Ambassador Lin, ladies and gentlemen.
It is a very great pleasure for me, as the British government’s trade envoy to Taiwan, to be able to say a few words at this splendid event this afternoon.
I am delighted that the creative industries sector in Taiwan is thriving as a result of increased support from your government, as well as growing interest in culture and the arts amongst the people. I am keen that the United Kingdom should be considered as one of Taiwan’s preferred cultural partners.
In recent years my colleagues in the British Office in Taipei have been promoting our artistic productions in collaboration with sectors of digital innovation and creative technology. The UK has also been recognised as a leader in the area of arts and inclusion, covering work in disability arts, and helping to present marginalized voices such as LGBT and indigenous communities.
Our aim over the next three to five years is to do what we can to help the arts and cultural sector in Taiwan play its part in building a more open, prosperous, inclusive and diverse society.
The UK, via the British Council, has a strong cultural connection with Kaohsiung. Since 2015, we have supported the Kaohsiung Spring Arts Festival to invite theatre companies well-received at the Edinburgh Fringe Festival to showcase innovative productions of puppetry and cinematic technology and to open the audience’s horizon to contemporary British theatre works. “
Since 2017, we have partnered with the Kaohsiung Museum of Fine Arts to host the international museum academy training programme to 150 practitioners from contemporary arts, history and science museums from around Taiwan. In the 3-day programme, Marcus Horley from the Tate, Serpentine Pavilion architect Asif Kahn and Claire Dobbins from the KCA Museum consultancy presented their ideas for audience engagement from the perspectives of programme, community and space to the conference and workshop participants as well as joining them for the local museum visits in central and southern Taiwan for a lively exchange of learning from each other.

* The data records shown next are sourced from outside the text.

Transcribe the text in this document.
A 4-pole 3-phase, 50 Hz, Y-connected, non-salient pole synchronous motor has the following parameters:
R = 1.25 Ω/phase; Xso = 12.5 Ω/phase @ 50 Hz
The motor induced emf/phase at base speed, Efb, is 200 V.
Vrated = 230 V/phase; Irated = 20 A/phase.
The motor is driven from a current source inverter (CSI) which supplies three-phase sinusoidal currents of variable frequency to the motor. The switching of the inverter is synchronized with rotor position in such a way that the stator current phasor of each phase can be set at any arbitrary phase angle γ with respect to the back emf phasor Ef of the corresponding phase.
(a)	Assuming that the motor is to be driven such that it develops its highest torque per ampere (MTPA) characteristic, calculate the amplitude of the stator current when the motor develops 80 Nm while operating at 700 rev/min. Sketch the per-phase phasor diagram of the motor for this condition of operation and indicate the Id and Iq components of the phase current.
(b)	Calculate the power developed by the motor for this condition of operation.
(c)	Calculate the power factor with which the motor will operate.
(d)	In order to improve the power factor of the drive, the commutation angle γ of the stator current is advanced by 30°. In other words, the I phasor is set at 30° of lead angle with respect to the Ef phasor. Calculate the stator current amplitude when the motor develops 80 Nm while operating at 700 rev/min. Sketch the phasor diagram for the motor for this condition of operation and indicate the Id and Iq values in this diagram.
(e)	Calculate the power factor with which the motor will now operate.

In 2018, to enhance the knowledge and exchange on Design and Ageing, we co-organised with the Kaohsiung Museum of Fine Arts, the premiere of “New Old” exhibition by the London Design Museum in East Asia from January to April this year. The exhibition stimulated a lively debate and enormous interest among care, design, arts, engineering and architecture sectors to investigate how we prepare and design for when we all become old people.
The Kaohsiung Museum of Fine Arts will also be hosting Tate’s “Nude” Exhibition later this year. Kaohsiung will be the only stop in Taiwan of this touring exhibition, which also includes stops in Japan, Korea, Australia and New Zealand.